If all is successful, and you spend enough time and effort, you enter a stage called maintenance. The change has become natural or automatic. The old habit of dropping the legs and dragging through the fly has gone away.
Often we will do something called recycling. That is, you may come to the pool and find yourself at the precontemplation, contemplation, preparation, or action stage. A negative word for recycling is relapse. But it is perfectly normal and natural and is usually a necessary part of changing.
For example, during hard swims, you may be really tired, and you’re likely to forget to hold the body high in the water, and your swimsuit won’t show. Being successful has to do with how quickly you can get back to the action stage from wherever you went. That is, instead of thinking, “Boy I’m terrible. I’ll never swim the butterfly right. I’m going to just forget about staying high in the water,” encourage yourself with, “Come on. You can do it. If you don’t give up, you’ll make it.” Cheerleading and being positive does wonders for getting a change to stick.

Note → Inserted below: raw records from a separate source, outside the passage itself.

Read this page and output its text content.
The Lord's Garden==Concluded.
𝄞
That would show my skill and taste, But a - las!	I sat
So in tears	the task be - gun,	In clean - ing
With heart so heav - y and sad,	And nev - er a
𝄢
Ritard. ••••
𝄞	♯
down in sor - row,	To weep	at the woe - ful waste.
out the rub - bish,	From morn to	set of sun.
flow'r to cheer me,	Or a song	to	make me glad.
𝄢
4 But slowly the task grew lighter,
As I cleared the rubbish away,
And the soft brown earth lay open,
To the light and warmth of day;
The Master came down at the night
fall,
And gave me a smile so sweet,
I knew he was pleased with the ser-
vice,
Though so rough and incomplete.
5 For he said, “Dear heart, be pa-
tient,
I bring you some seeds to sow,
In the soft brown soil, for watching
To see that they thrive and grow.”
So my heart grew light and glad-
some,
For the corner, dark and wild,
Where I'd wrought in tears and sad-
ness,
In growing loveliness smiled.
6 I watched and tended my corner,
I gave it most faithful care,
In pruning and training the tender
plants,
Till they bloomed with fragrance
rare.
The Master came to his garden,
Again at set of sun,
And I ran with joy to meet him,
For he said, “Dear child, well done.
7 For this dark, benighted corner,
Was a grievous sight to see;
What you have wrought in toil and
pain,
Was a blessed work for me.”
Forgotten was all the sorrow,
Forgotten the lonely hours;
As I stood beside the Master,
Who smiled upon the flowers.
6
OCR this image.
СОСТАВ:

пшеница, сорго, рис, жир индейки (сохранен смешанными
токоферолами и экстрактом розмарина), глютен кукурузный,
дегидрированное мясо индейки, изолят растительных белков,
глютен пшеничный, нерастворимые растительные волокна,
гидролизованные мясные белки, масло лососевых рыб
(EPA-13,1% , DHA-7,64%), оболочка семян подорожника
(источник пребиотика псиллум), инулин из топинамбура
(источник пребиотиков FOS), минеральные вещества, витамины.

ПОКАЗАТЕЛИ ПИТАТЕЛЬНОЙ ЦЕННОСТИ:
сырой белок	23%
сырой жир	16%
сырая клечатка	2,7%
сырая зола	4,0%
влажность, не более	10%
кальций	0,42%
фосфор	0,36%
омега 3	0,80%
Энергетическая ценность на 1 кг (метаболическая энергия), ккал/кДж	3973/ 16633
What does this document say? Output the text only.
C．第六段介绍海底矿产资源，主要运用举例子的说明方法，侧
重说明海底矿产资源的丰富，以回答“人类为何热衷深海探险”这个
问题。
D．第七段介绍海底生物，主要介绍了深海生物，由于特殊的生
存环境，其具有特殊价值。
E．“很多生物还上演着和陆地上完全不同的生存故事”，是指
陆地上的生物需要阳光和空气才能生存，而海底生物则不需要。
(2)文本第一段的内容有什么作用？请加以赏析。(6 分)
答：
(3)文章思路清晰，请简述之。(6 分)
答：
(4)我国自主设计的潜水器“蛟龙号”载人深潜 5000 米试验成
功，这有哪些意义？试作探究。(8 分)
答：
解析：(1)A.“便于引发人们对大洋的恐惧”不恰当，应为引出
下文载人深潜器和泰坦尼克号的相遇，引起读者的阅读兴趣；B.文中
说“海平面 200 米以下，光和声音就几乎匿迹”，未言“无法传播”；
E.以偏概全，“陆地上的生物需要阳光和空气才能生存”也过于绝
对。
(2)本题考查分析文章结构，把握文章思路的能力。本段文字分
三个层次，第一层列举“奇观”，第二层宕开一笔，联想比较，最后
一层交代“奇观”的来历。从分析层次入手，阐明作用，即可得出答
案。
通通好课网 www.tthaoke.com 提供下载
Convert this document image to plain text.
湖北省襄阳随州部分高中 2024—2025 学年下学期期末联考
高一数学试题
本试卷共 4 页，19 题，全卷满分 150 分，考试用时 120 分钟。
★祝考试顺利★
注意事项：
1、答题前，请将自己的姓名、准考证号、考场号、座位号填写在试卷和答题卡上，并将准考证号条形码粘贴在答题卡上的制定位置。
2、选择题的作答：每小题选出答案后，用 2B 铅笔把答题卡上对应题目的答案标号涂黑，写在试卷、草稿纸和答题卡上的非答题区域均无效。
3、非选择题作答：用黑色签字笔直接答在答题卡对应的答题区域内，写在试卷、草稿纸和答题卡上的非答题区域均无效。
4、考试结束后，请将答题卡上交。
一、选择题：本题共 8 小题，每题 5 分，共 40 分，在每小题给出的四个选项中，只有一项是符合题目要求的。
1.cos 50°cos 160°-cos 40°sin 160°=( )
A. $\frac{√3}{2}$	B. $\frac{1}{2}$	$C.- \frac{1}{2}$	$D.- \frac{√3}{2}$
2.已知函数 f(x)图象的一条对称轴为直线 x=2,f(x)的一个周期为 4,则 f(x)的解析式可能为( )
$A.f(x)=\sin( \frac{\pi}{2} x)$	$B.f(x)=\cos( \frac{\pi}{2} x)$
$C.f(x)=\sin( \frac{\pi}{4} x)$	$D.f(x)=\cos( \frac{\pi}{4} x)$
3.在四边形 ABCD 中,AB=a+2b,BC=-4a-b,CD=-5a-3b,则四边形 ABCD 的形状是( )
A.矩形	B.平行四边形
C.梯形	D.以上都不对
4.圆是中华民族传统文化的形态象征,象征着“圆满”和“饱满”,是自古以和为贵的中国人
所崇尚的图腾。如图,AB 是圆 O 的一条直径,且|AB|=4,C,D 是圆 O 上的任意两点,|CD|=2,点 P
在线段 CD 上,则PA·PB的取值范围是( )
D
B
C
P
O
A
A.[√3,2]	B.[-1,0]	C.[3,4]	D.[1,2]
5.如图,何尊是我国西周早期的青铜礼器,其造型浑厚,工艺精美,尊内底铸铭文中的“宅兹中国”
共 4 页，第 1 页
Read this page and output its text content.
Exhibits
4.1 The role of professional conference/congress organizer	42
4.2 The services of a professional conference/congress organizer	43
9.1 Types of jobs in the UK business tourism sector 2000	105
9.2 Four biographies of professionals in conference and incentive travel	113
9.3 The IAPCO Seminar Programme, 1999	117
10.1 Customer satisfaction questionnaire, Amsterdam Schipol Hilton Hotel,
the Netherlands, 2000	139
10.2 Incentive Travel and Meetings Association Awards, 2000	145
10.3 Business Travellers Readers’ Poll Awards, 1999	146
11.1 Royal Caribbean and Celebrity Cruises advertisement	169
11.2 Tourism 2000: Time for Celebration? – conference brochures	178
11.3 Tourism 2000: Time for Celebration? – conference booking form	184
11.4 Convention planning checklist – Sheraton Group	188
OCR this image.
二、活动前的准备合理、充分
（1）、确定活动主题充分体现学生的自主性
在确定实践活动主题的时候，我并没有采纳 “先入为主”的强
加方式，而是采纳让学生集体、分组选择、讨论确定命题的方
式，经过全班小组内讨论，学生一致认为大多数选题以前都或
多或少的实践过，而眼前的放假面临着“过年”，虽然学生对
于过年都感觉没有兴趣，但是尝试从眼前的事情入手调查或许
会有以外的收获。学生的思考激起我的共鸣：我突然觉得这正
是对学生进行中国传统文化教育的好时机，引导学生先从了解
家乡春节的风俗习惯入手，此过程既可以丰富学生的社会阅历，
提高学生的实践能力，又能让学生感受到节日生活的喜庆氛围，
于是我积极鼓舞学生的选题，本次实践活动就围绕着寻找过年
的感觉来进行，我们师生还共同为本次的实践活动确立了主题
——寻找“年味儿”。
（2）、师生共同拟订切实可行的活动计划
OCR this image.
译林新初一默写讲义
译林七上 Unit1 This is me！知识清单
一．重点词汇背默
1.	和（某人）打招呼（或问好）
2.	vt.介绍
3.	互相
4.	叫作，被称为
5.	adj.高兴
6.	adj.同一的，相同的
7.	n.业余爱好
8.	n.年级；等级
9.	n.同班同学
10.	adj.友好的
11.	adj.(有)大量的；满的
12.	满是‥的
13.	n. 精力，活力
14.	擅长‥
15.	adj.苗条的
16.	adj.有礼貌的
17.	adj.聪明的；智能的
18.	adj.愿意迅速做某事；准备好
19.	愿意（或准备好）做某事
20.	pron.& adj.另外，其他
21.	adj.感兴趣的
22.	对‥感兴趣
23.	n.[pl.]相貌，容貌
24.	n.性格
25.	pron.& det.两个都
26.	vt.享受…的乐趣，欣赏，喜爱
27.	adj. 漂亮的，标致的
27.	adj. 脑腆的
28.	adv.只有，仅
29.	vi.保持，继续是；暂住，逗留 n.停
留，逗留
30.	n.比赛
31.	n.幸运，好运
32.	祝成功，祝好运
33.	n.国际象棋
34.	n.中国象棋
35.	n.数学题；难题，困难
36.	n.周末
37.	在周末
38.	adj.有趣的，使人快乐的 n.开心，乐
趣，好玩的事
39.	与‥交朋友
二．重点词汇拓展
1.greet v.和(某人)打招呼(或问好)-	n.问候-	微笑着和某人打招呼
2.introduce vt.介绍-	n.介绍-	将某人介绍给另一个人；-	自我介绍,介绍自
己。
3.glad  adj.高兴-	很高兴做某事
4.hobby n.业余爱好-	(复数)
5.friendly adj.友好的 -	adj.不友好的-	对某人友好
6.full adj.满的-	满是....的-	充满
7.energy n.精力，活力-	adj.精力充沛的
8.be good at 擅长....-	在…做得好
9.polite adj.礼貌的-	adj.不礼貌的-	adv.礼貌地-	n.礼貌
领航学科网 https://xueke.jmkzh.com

In the case of the 40,000 smokers, it took each an average of 43 serious attempts to stop smoking forever. So the speed at which each returned to the action stage of not smoking was critical. For example if a 40-year-old smoker waits a couple of years between attempts to stop smoking, he or she may not succeed until 123 years old. That is, 43 attempts on average for success, times the number of years between attempts, plus starting age of 40. Any lack of speed in returning to the action phase explains why, to the uninformed smoker, it is easier to die than to quit smoking. If serious attempts and returns to action occur over less than a year or two, success is virtually assured.
And lastly, using our swimming example, you have made it. You will always swim the fly with your swimsuit showing every time your arms enter. It’s not an issue. You don’t think about it. It is no longer a change.
If you think about this six-stage process you may begin to understand that all human change can be seen this way. It may involve changing drinking habits, eating habits, smoking habits, betting habits. It can describe our decision to open a door, to buy a new car, to have soup for dinner, to go on a date. In some cases much of our thinking is lightning fast, in other cases we die of the thing that needed to change.
With this, I wish all of you success in changing. Change and the ways we get to change seem to unite us all as human beings. Hopefully this knowledge will move each of us to great change.
Bill Ewan, 67, swims for New England Masters and helped create the NEM video clinics. Ewan has a Ph.D. from University of California, Berkeley in linguistics and spent much of his career in speech research and working as a behavioral therapist at a psychiatric hospital.